İslam medeniyet ve kültürünü inşa ve ihya edecek nesiller ve düşünce akımları önce batı ve batı medeniyetini inkar etmek ve onunla ölümüne savaşmak zorundadır. Küfrü inkar etmeden, islamı kabul etmek olmaz. Teslimiyet; statükoyu ve Tağuta ait olanı inkar ve Allaha iman etmeyi gerektiriyor.
Putlardan, putçulardan, put yapan ve satanlardan uzaklaşmadan, onlardan temizlenmeden, onların kirlerinden arınmadan bir medeniyetin inşa ve ihyasından bahsedemeyiz.
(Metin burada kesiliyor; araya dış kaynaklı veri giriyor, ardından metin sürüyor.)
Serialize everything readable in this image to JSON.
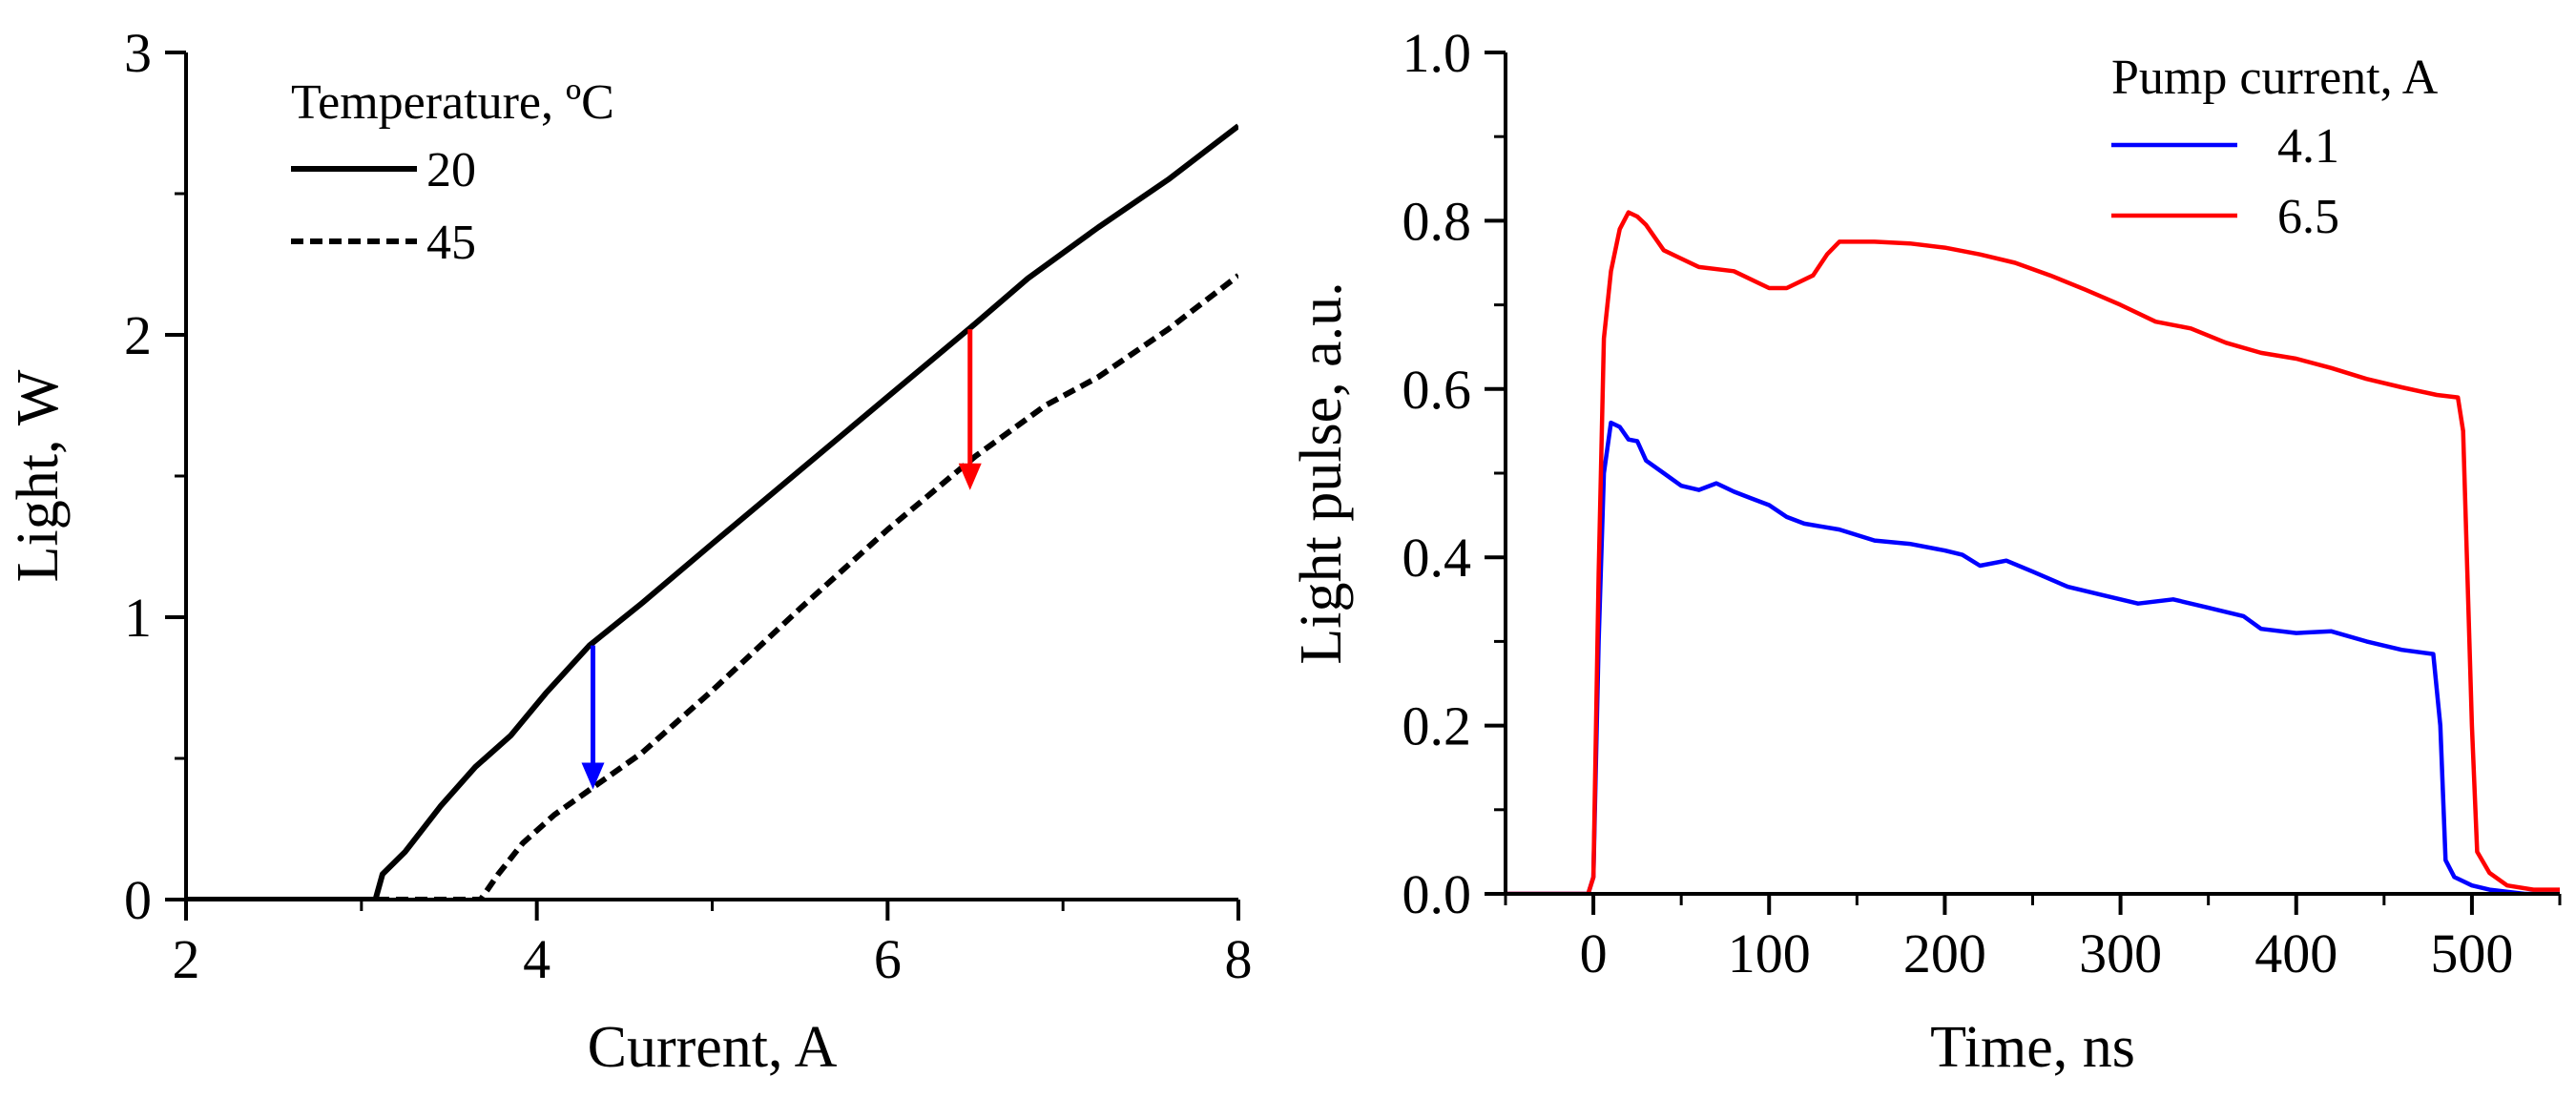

Selahattin Eyyubi ve diğer adı geçen büyüklerimizin kendi sistemi, ordusu ve hakim ve muktedir oldukları bir otoriteleri vardı. Devlet Başkanı ve kumandan olarak da onun için başarıdan başarılara imza atıyorlardı. Bu gün bizim içinde bulunduğumuz bu günler ve yaşadığımız realiteler ortada. O zamanların şartlarına göre bu zamanları sorgulamaya, değerlendirmeye ve yargılamaya kalkma yanılgısına düşmeyelim. Zemin, zaman, içinde bulunulan şartlar % yüz fark arzediyor.
Osmanlının en güçlü olduğu zamana göre bu günlerimizi değerlendirip yöneticilerimizi neden Viyana önlerinde değiliz diye hesaba çekebilir miyiz.